Yes, a stronger type system is exactly what I want, and that
is what 
my example library (in real life, QDRDBMS) wants to use
internally; 
it internally treats character data (which is encoding
agnostic) and 
binary data (undifferentiated bits) and integers and
non-integer 
numbers all as disjoint data types that must be explicitly
converted 
between.  The aforementioned 4 are like Perl 6's Str, Blob,
Int, Num, 
but that Perl 6 provides implicit conversion in many cases.

I want to emphasize here that I am knowingly wanting to
access 
details that normal programmers, and users of my library,
shouldn't 
have to know about, because I am conceptually enhancing the
language 
itself, though most concequences of that occur behind a
wall.

Part of my rationale here is that I want my library to be
highly 
deterministic, which means there should be zero ambiguity as
to what 
the input data is, and its semantics should be consistent
and easy to 
understand.

A Perl 5 string with its utf8 flag off is ambiguous if we
want to 
treat it as anything other than an undifferentiated string
of bytes. 
If it is character data, there is a wide multitude of
encodings that 
it could possibly be; latin-1 is just one of many 8-bit
encodings for 
example.

I prefer for my library to only accept strongly vetted and 
unambiguous data, and let the user program deal with the
consequences 
of Perl 5's weak scalar type system, where they explicitly
resolve 
themselves weak values into strong ones.  I'm not just going
to 
*assume* that strings with the bit off are latin-1.

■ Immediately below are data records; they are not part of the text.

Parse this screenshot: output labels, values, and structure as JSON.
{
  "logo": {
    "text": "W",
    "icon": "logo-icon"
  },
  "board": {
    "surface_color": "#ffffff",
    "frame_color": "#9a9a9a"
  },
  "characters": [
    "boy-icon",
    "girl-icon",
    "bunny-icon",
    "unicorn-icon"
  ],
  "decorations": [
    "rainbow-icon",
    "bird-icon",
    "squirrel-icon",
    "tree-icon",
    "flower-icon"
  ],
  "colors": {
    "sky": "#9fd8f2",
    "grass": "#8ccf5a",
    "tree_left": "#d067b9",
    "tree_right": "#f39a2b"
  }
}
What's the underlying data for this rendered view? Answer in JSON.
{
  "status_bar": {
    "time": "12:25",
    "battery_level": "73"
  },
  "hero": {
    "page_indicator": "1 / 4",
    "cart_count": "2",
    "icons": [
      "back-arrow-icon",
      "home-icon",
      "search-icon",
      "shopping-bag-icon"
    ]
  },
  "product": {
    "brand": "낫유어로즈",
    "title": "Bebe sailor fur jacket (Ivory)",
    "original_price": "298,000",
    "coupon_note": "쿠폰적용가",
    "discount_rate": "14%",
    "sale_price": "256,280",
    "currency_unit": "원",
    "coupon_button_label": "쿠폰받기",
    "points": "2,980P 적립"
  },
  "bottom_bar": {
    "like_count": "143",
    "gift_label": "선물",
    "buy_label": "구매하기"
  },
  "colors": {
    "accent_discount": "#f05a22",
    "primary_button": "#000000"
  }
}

I will note that the user invoking Encode routines or
setting 
filehandle traits is an explicit action on their part, so
conversion 
between bytes and characters *is* being done explicitly, and
so users 
are thinking about it and the results should not be
ambiguous.

>  A whole type system is a bit too much to implement in
Perl 5, I 
>think. Our current unicode string semantics are a great
way to deal 
>with not having types, in my opinion.

While Perl 5 doesn't officially have a strong type system,
unlike 
Perl 6, I do recognize that it does still conceive each
scalar value 
as one of several distinct data types internally, and this
is largely 
exposed in the language, and I want to exploit it so that I
can get 
as close to strong semantics as I can under the
circumstances.

For example, is_utf8() to my mind says whether Perl says a
scalar is 
considered to be characters (internal encoding doesn't
matter) or 
undifferentiated bits, and in normal cases that flag would
be set 
true by something like a successful invocation of 
Encode::decode_utf8(), since that function vetted the data
and so 
moved the string from ambiguous to something unambiguous.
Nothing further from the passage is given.